Isolation forest#

Overview#

Isolation Forest is an algorithm used for anomaly detection. Unlike other methods that profile normal points, Isolation Forest explicitly isolates anomalies. It is based on the premise that anomalies are few and different, making them easier to isolate.

How Isolation Forest Works#

Isolation Forest works by creating an ensemble of trees (i.e., forest). It recursively divides the dataset by randomly selecting a feature and then randomly selecting a split value between the minimum and maximum values of the selected feature.
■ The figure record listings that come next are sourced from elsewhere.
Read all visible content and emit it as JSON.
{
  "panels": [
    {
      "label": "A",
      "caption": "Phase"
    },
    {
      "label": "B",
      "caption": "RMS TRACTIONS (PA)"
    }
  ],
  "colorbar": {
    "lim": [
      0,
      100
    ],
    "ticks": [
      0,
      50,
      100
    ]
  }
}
This process is repeated until each data point is isolated.

Steps:#

  1. Random Subsampling: The algorithm randomly selects a subset of the data.

  2. Tree Construction: For each subset, a tree is built by recursively partitioning the data.

  3. Isolation: The partitioning continues until each point is isolated (i.e., each point resides in a leaf node of the tree).

The idea is that anomalies, being distinct and few, will require fewer partitions to isolate.

Anomaly Score Calculation#

The anomaly score in Isolation Forest is derived from the path length, i.e., the number of edges an instance traverses from the root node to the terminating node. For an instance \( x \):

  • \( h(x) \) is the path length from the root to the leaf.

  • \( E(h(x)) \) is the expected path length.

The anomaly score \( s(x, n) \) for an instance \( x \) with \( n \) being the number of data points is given by:

\[ s(x, n) = 2^{-\frac{E(h(x))}{c(n)}} \]

where \( c(n) \) is the average path length of unsuccessful searches in a Binary Search Tree, approximated by:

\[ c(n) \approx 2H(n-1) - \frac{2(n-1)}{n} \]

with \( H(i) \) being the harmonic number, which can be approximated by \( \ln(i) + 0.5772156649 \) (Euler’s constant).

  • A score close to 1 indicates an anomaly.

  • A score much smaller than 0.5 indicates a normal point.

Real-World Example#

Imagine a bank detecting fraudulent transactions. Legitimate transactions follow regular patterns, but fraudulent ones often differ significantly. By using Isolation Forest, the bank can isolate these anomalous transactions more efficiently than with profiling-based methods.

Python Code Example#

Here is how you might implement Isolation Forest using PyTorch:

from sklearn.ensemble import IsolationForest
import numpy as np

# Sample data: 1000 normal points and 50 outliers
rng = np.random.RandomState(42)
X = 0.3 * rng.randn(1000, 2)
X = np.r_[X + 2, X - 2]
X_outliers = rng.uniform(low=-4, high=4, size=(50, 2))
X = np.r_[X, X_outliers]

# Fit the model
clf = IsolationForest(contamination=0.05, random_state=42)
clf.fit(X)

# Predict
y_pred_train = clf.predict(X)
y_pred_train = [1 if x == -1 else 0 for x in y_pred_train]

# Anomaly scores
anomaly_scores = clf.decision_function(X)

print("Anomaly Scores: ", anomaly_scores)

In this example:

  • We create a dataset with normal points and outliers.

  • We fit the Isolation Forest model.

  • We predict anomalies in the dataset.

  • We obtain anomaly scores for further analysis.

This approach allows the detection of anomalous data points effectively, which can be critical in various applications such as fraud detection, network security, and fault detection in machinery.